Pop icon David Bowie, 11 years ago speaking about the internet as the biggest opportunity, and the worst imaginable nightmare, in the 21st century.
According to David Bowie (8 January 1947 – 10 January 2016) a new demystification process between the artist and the audience is taking place. From his unique perspective as a British pop singer-song writer, he sees it all starting to come un-wound in the mid-1970s. A few years after his break-through LP Ziggy Stardust and the Spiders from Mars.
Although he distances himself from the record industry in the interview, there is no denying that international record sales gave him the financial rewards that ultimately propelled his career, notoriety and wealth.

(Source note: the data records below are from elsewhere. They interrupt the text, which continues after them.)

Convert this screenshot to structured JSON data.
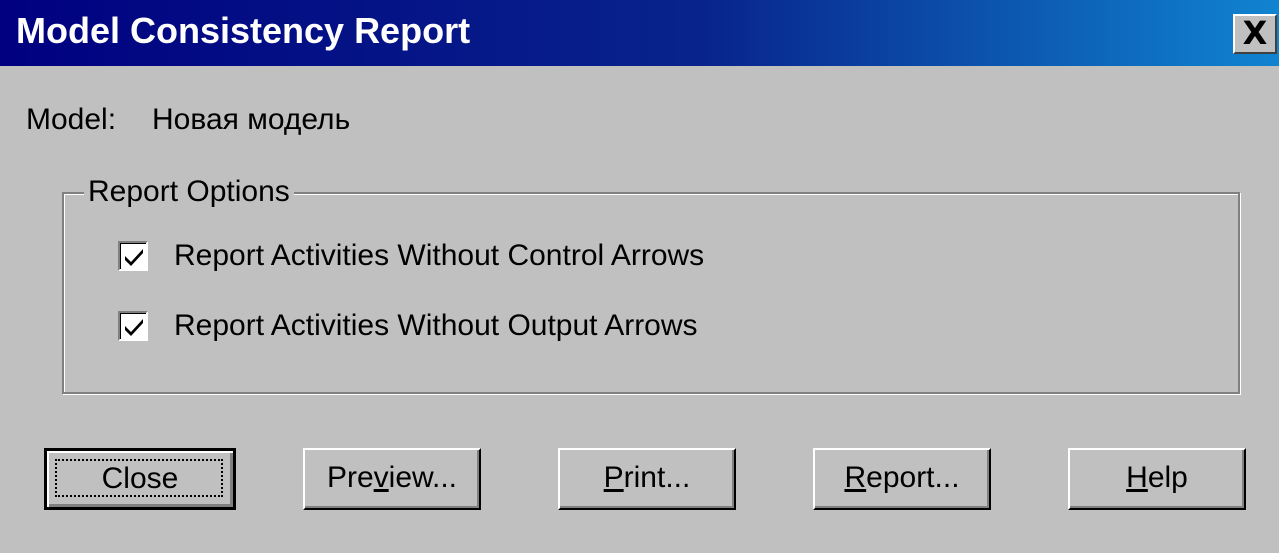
{
  "window": {
    "title": "Model Consistency Report",
    "close_glyph": "X"
  },
  "model": {
    "label": "Model:",
    "value": "Новая модель"
  },
  "report_options": {
    "legend": "Report Options",
    "options": [
      {
        "label": "Report Activities Without Control Arrows",
        "checked": true
      },
      {
        "label": "Report Activities Without Output Arrows",
        "checked": true
      }
    ]
  },
  "buttons": {
    "close": {
      "label": "Close"
    },
    "preview": {
      "pre": "Pre",
      "mnemonic": "v",
      "post": "iew..."
    },
    "print": {
      "pre": "",
      "mnemonic": "P",
      "post": "rint..."
    },
    "report": {
      "pre": "",
      "mnemonic": "R",
      "post": "eport..."
    },
    "help": {
      "pre": "",
      "mnemonic": "H",
      "post": "elp"
    }
  },
  "colors": {
    "dialog_face": "#c0c0c0",
    "titlebar_start": "#000080",
    "titlebar_end": "#1084d0",
    "title_text": "#ffffff"
  },
  "icons": {
    "window_close": "close-x-icon",
    "check": "checkmark-icon"
  }
}
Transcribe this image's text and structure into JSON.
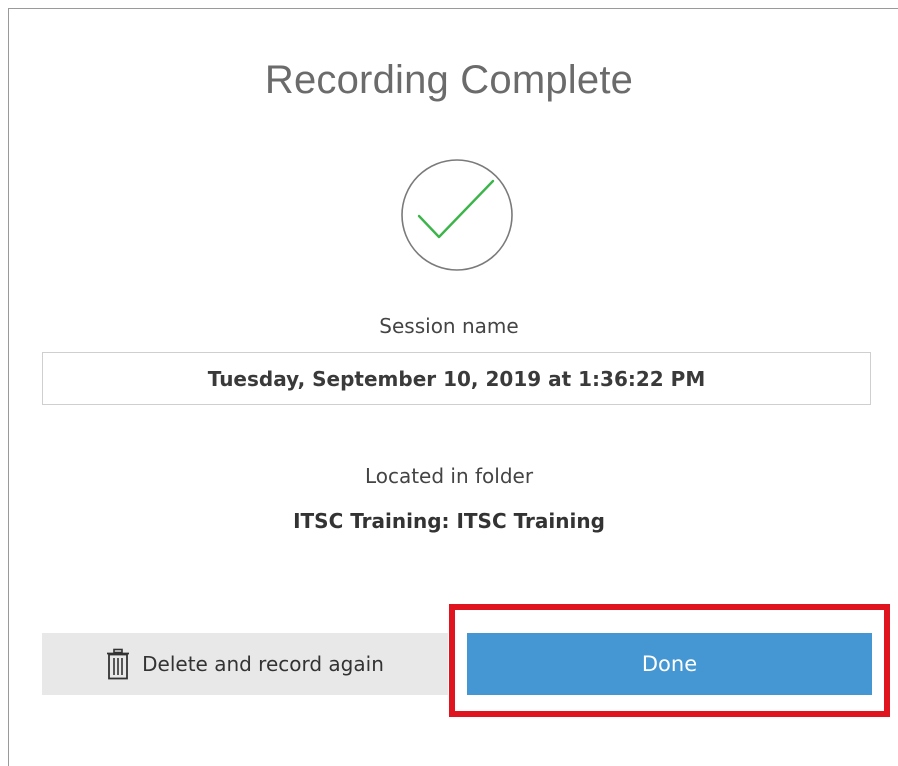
{
  "dialog": {
    "title": "Recording Complete",
    "status_icon": "check-circle-icon",
    "session": {
      "label": "Session name",
      "value": "Tuesday, September 10, 2019 at 1:36:22 PM"
    },
    "folder": {
      "label": "Located in folder",
      "value": "ITSC Training: ITSC Training"
    },
    "buttons": {
      "delete_label": "Delete and record again",
      "delete_icon": "trash-icon",
      "done_label": "Done"
    }
  },
  "colors": {
    "check": "#3bb54a",
    "circle": "#7a7a7a",
    "done_button": "#4597d3",
    "delete_button": "#e8e8e8",
    "highlight": "#e0141e"
  }
}
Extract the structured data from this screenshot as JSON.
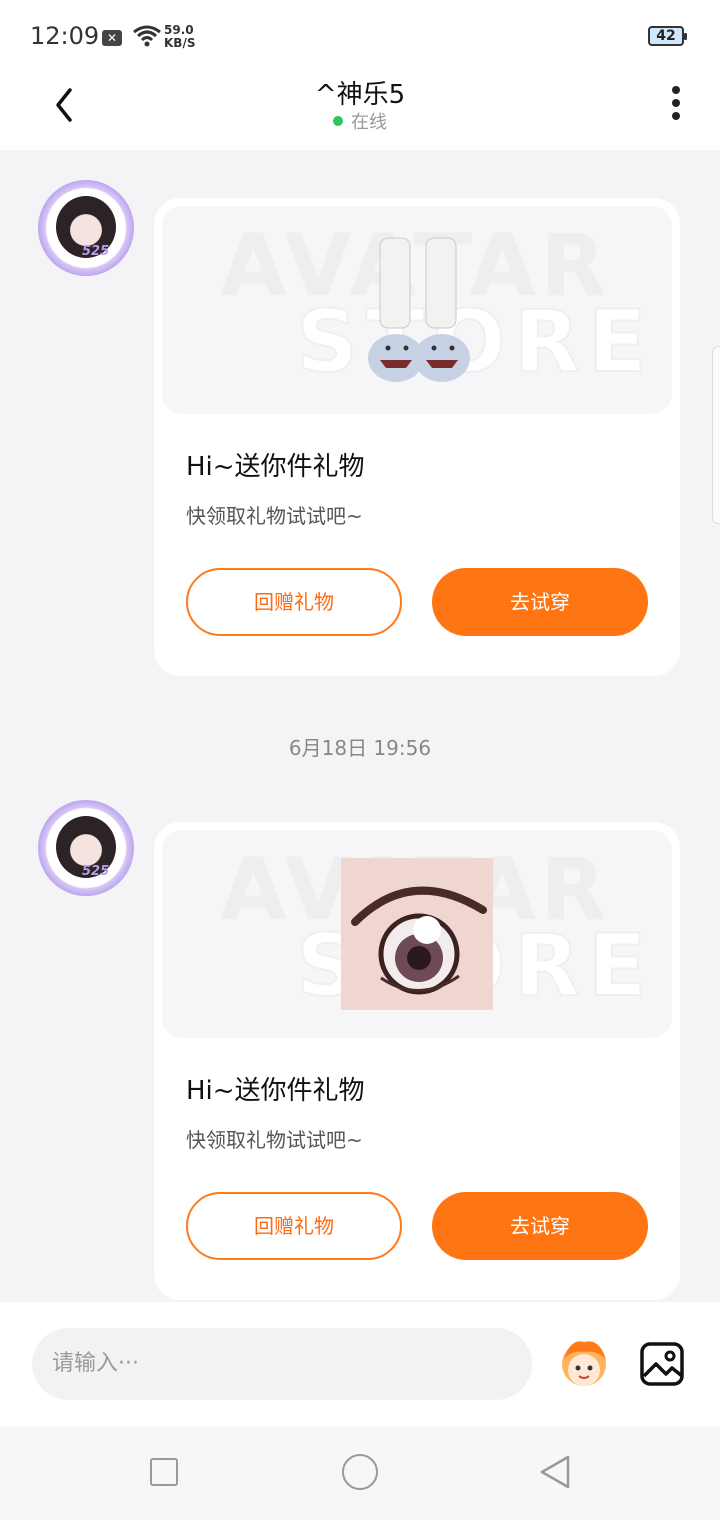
{
  "status_bar": {
    "time": "12:09",
    "speed_value": "59.0",
    "speed_unit": "KB/S",
    "battery": "42"
  },
  "header": {
    "title": "^神乐5",
    "status": "在线",
    "status_color": "#2ec65b"
  },
  "messages": [
    {
      "sender_badge": "525",
      "item_icon": "shark-slippers-icon",
      "watermark_top": "AVATAR",
      "watermark_bottom": "STORE",
      "title": "Hi~送你件礼物",
      "subtitle": "快领取礼物试试吧~",
      "return_gift_label": "回赠礼物",
      "try_on_label": "去试穿"
    },
    {
      "sender_badge": "525",
      "item_icon": "anime-eye-icon",
      "watermark_top": "AVATAR",
      "watermark_bottom": "STORE",
      "title": "Hi~送你件礼物",
      "subtitle": "快领取礼物试试吧~",
      "return_gift_label": "回赠礼物",
      "try_on_label": "去试穿"
    }
  ],
  "timestamp": "6月18日 19:56",
  "input": {
    "placeholder": "请输入···"
  },
  "colors": {
    "accent": "#ff7413",
    "background": "#f4f4f7"
  }
}
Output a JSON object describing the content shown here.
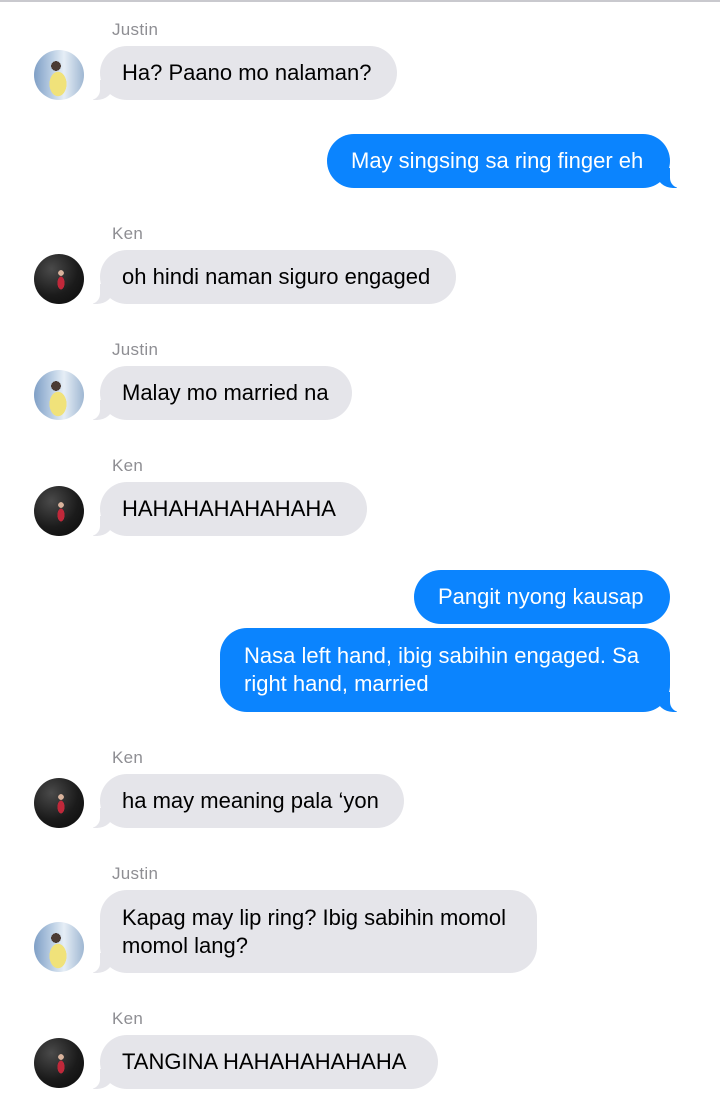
{
  "colors": {
    "incoming_bubble": "#e5e5ea",
    "outgoing_bubble": "#0b84fe",
    "sender_name": "#8e8e93"
  },
  "messages": [
    {
      "direction": "incoming",
      "sender": "Justin",
      "avatar": "justin-avatar",
      "text": "Ha? Paano mo nalaman?"
    },
    {
      "direction": "outgoing",
      "text": "May singsing sa ring finger eh"
    },
    {
      "direction": "incoming",
      "sender": "Ken",
      "avatar": "ken-avatar",
      "text": "oh hindi naman siguro engaged"
    },
    {
      "direction": "incoming",
      "sender": "Justin",
      "avatar": "justin-avatar",
      "text": "Malay mo married na"
    },
    {
      "direction": "incoming",
      "sender": "Ken",
      "avatar": "ken-avatar",
      "text": "HAHAHAHAHAHAHA"
    },
    {
      "direction": "outgoing",
      "text": "Pangit nyong kausap"
    },
    {
      "direction": "outgoing",
      "text": "Nasa left hand, ibig sabihin engaged. Sa right hand, married"
    },
    {
      "direction": "incoming",
      "sender": "Ken",
      "avatar": "ken-avatar",
      "text": "ha may meaning pala ‘yon"
    },
    {
      "direction": "incoming",
      "sender": "Justin",
      "avatar": "justin-avatar",
      "text": "Kapag may lip ring? Ibig sabihin momol momol lang?"
    },
    {
      "direction": "incoming",
      "sender": "Ken",
      "avatar": "ken-avatar",
      "text": "TANGINA HAHAHAHAHAHA"
    }
  ]
}
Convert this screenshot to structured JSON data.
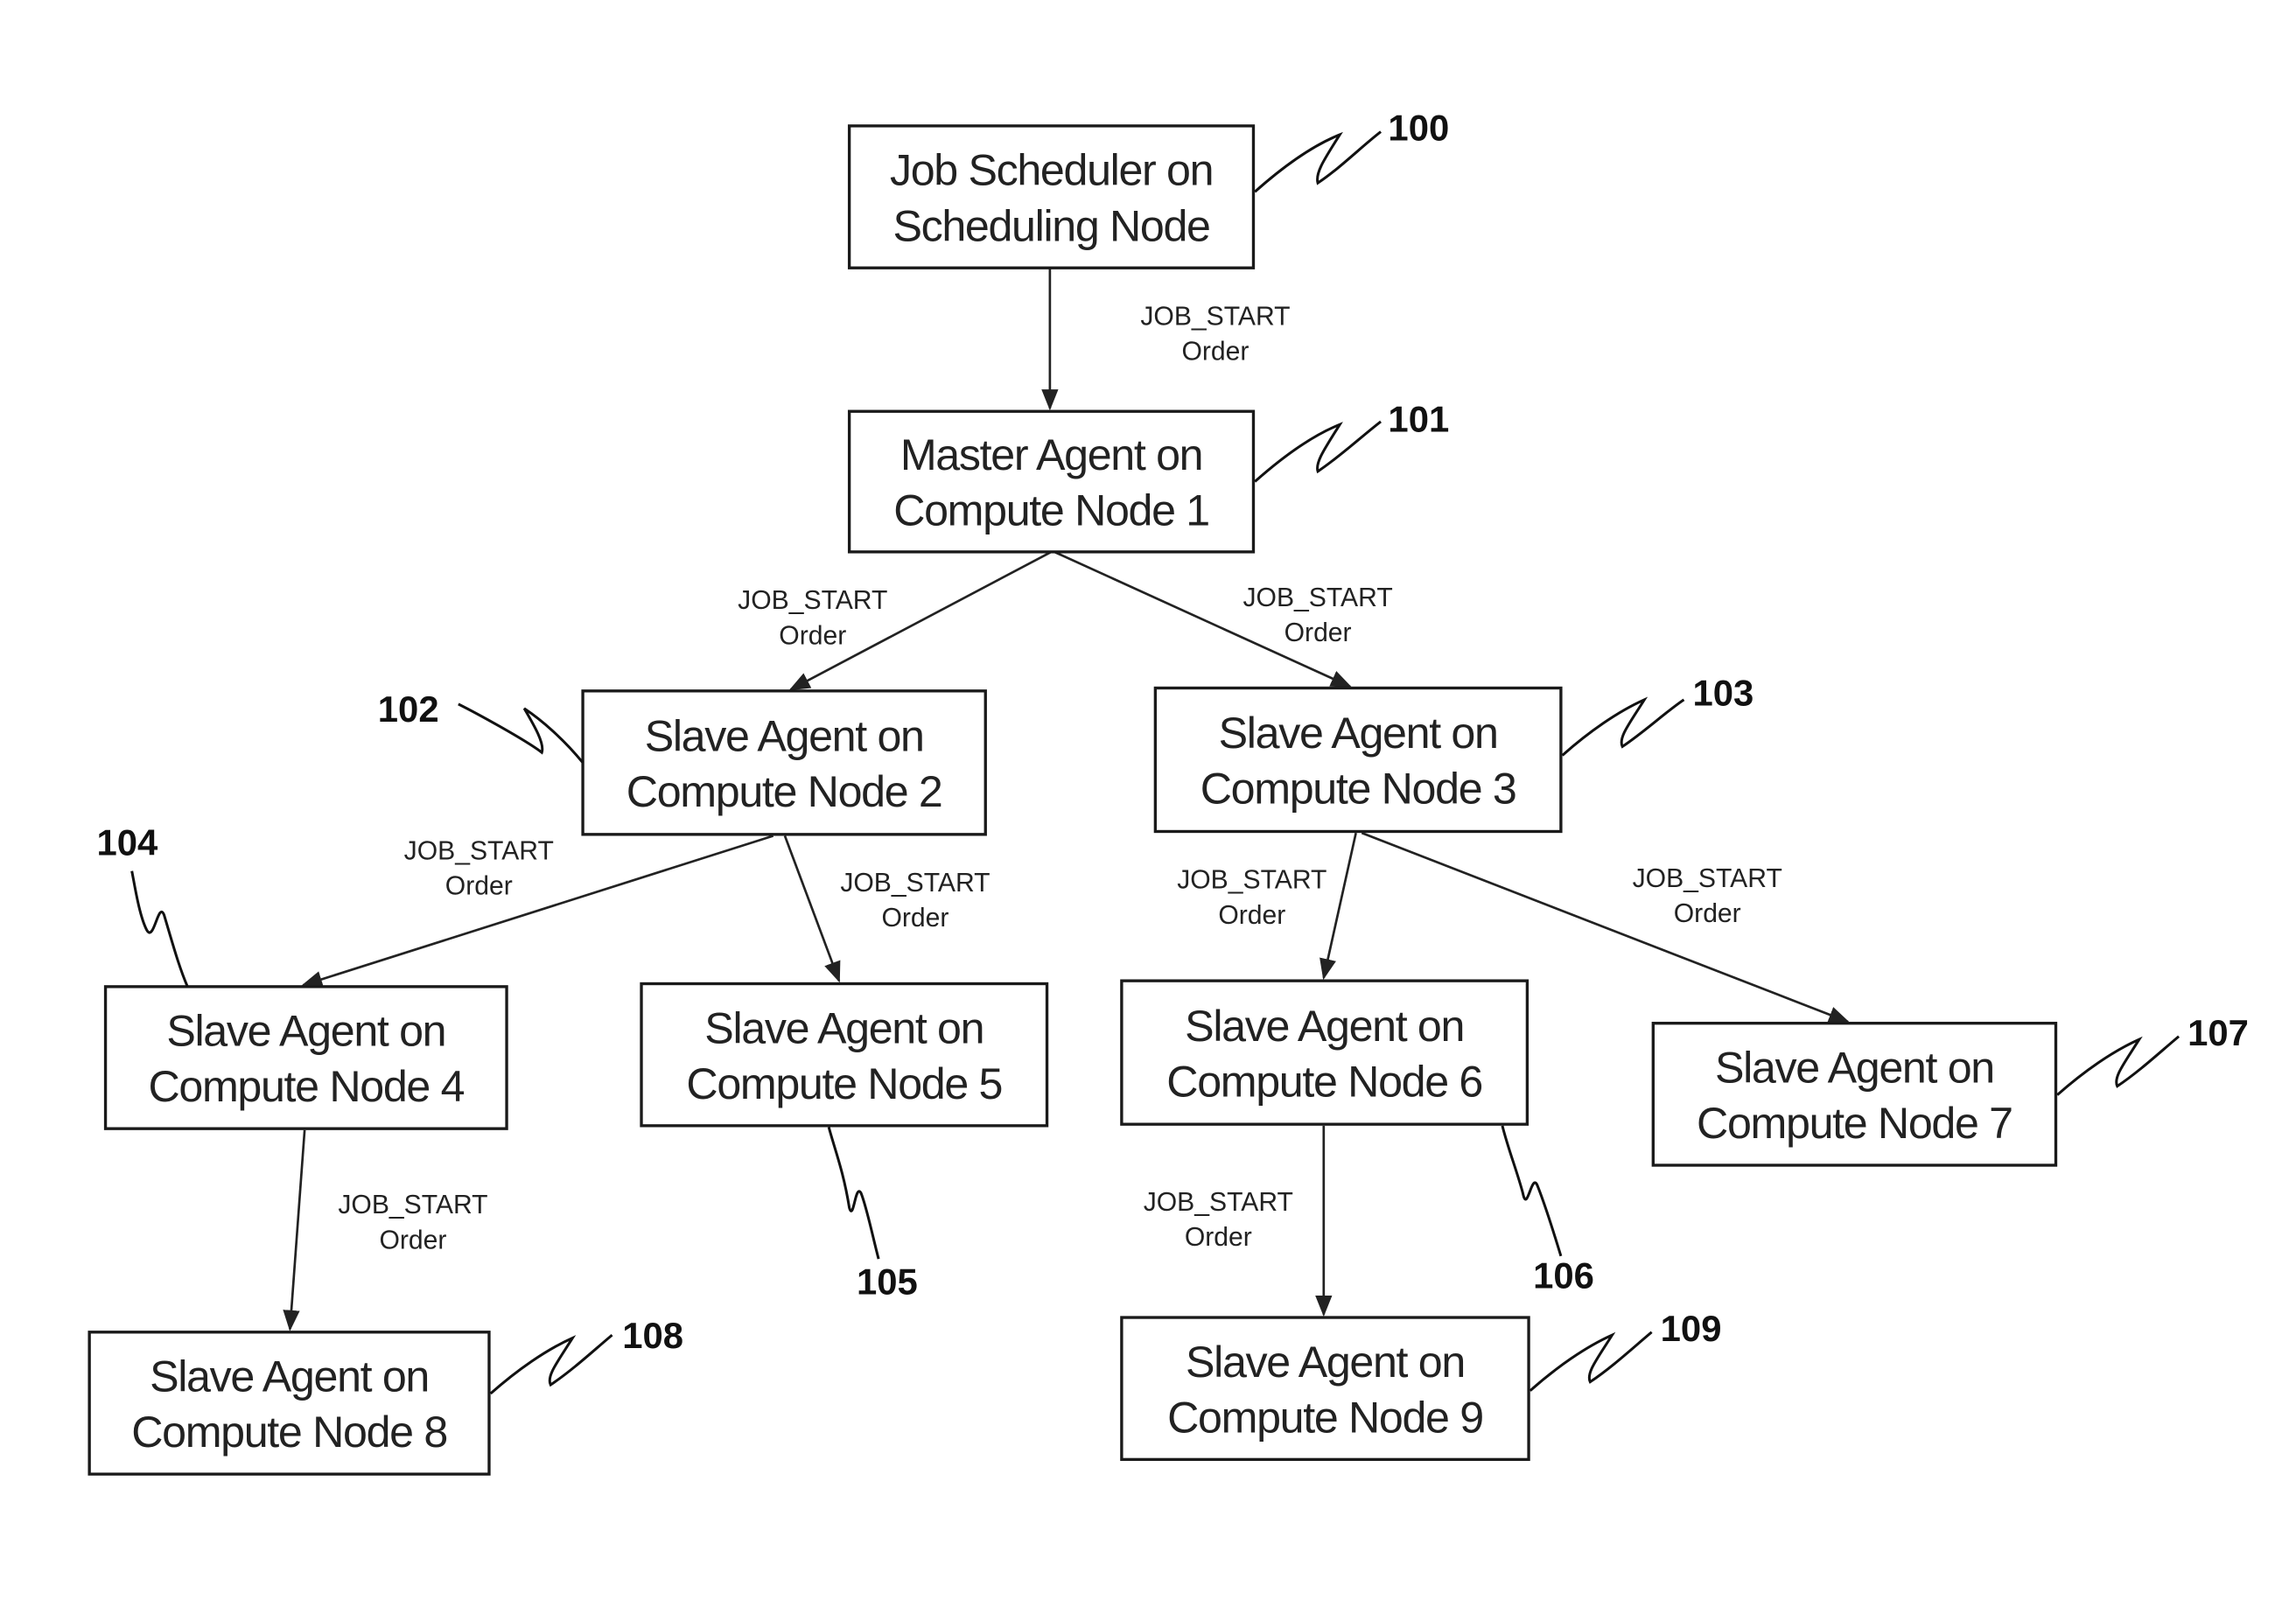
{
  "figure": {
    "nodes": [
      {
        "id": "100",
        "ref": "100",
        "lines": [
          "Job Scheduler on",
          "Scheduling Node"
        ]
      },
      {
        "id": "101",
        "ref": "101",
        "lines": [
          "Master Agent on",
          "Compute Node 1"
        ]
      },
      {
        "id": "102",
        "ref": "102",
        "lines": [
          "Slave Agent on",
          "Compute Node 2"
        ]
      },
      {
        "id": "103",
        "ref": "103",
        "lines": [
          "Slave Agent on",
          "Compute Node 3"
        ]
      },
      {
        "id": "104",
        "ref": "104",
        "lines": [
          "Slave Agent on",
          "Compute Node 4"
        ]
      },
      {
        "id": "105",
        "ref": "105",
        "lines": [
          "Slave Agent on",
          "Compute Node 5"
        ]
      },
      {
        "id": "106",
        "ref": "106",
        "lines": [
          "Slave Agent on",
          "Compute Node 6"
        ]
      },
      {
        "id": "107",
        "ref": "107",
        "lines": [
          "Slave Agent on",
          "Compute Node 7"
        ]
      },
      {
        "id": "108",
        "ref": "108",
        "lines": [
          "Slave Agent on",
          "Compute Node 8"
        ]
      },
      {
        "id": "109",
        "ref": "109",
        "lines": [
          "Slave Agent on",
          "Compute Node 9"
        ]
      }
    ],
    "edges": [
      {
        "from": "100",
        "to": "101",
        "label": [
          "JOB_START",
          "Order"
        ]
      },
      {
        "from": "101",
        "to": "102",
        "label": [
          "JOB_START",
          "Order"
        ]
      },
      {
        "from": "101",
        "to": "103",
        "label": [
          "JOB_START",
          "Order"
        ]
      },
      {
        "from": "102",
        "to": "104",
        "label": [
          "JOB_START",
          "Order"
        ]
      },
      {
        "from": "102",
        "to": "105",
        "label": [
          "JOB_START",
          "Order"
        ]
      },
      {
        "from": "103",
        "to": "106",
        "label": [
          "JOB_START",
          "Order"
        ]
      },
      {
        "from": "103",
        "to": "107",
        "label": [
          "JOB_START",
          "Order"
        ]
      },
      {
        "from": "104",
        "to": "108",
        "label": [
          "JOB_START",
          "Order"
        ]
      },
      {
        "from": "106",
        "to": "109",
        "label": [
          "JOB_START",
          "Order"
        ]
      }
    ]
  }
}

According to Bowie, a new feeling is permeating music and the internet (view interview time stamp: 9:30 – 11:30). While there was no pluralism about what we believed in the 1950s and 60s, now there are three, four and fives sides to every question.
Which Bowie believed showed that we are living in total fragmentation. A judgement that should not be taken as a prediction of gloom and doom, and may be better understood in terms of market economics.
What the internet was gong to do to society—both good and bad—was unimaginable (in 1999). We are on the cusp of something exhilarating and terrifying. It is not just a tool.
“It is an alien life form.” Is there life on Mars? Yes. Bowie saw it as ‘just having landed’. And happening in every form of art, every sphere of life.
The break through came in the early part of the 20th century. It was manifested in the arts, for example, in Duchamp’s prescient insight that the work of art is not finished until it comes into contact with the audience. The work of art is not finished until the audience comes to it and adds their own interpretation (11:50):
“What the piece of art is about is that grey space in the middle. That gray space in the middle is what the 21st century is going to be about.”
According to the old philosophical riddle, ‘If a tree falls in the forest, but there is no sentient being to hear it… Does it make a noise?’ Creative work in the arts, work the carries a ‘message’, needs publicity and needs to generate sales.
What creative work has always been about is reaching an audience and causing a ‘buzz’, in order to ‘capitalize’ the product in a new and modern way. We can take as an example, the French Impressionist painters who came to prominence in Paris in the 1870s and 1880s.
Impressionism grew out of Haussmann’s Paris and garnered public attention in the decades immediately following the fall of the regime of Napoleon III. A new capitalist class had been created by well-off people who could invest their fortunes in the city and multiply it, collecting almost instant profits. The office of the Prefect du Seine would assemble the land, cut through the new avenues, and often line the new streets with walls without buildings behind them. Builders would then contract to build the buildings, thus completing the projects in a way that guaranteed that the uniformity of the streetwall would not be compromised. It became a marketing tool to assemble a box behind a window to make it seem from the street that there was an apartment there, with people living in it, during the time it took to finalize building contracts. Both the builders and the property owners were capitalists, seeking for vehicles to multiply their wealth. The residents who rented the apartments, walked in the new boulevards, and shopped in the new stores, were wage earners. They worked for a living and had their incomes sapped by rents and merchandise.
Into this scene in walked the Impressionists. Young, talented and rebellious, more interested in the new photography than in learning the painting traditions of the Academy. Abandoning the studio, they painted out-of-door in the ‘plein air’ where transient light effects brought on by the changing time of day would influence their choice, and challenge their skill at mixing colors. They came from all strands of society: rich and poor; urban and rural. But they all had the same aim in mind: selling their wares—which they did not succeed in doing for decades. Beginning in 1863, their Salons des Refusés were well attended, but sold more tickets than paintings.
Yet, another engine of modern life was also turning: fashions change. And by the time they reached middle age the young painters were mostly financially well off. Later in life, they became both famous and rich. Yet, relatively speaking, it was but a small number that had escaped the orbit of living for wages. And a not much larger circle that had bought and collected their work. Of course, that audience, and more particularly their children and grand children, would greatly profit from the growing valuations for impressionist art. That too was a feature of the modern art market. But it wasn’t guaranteed. The entire cultural enterprise was suffused with an aura of uncertainty and impermanence. Collecting and investing were similarly bound up in the vicissitudes of making markets by bringing together buyers and sellers.
Supposedly the internet would be the medium via which a multiplicity of creative workers will reach an audience. The means by which buyers and sellers will meet beyond the bound so far imposed on market economies by time and space.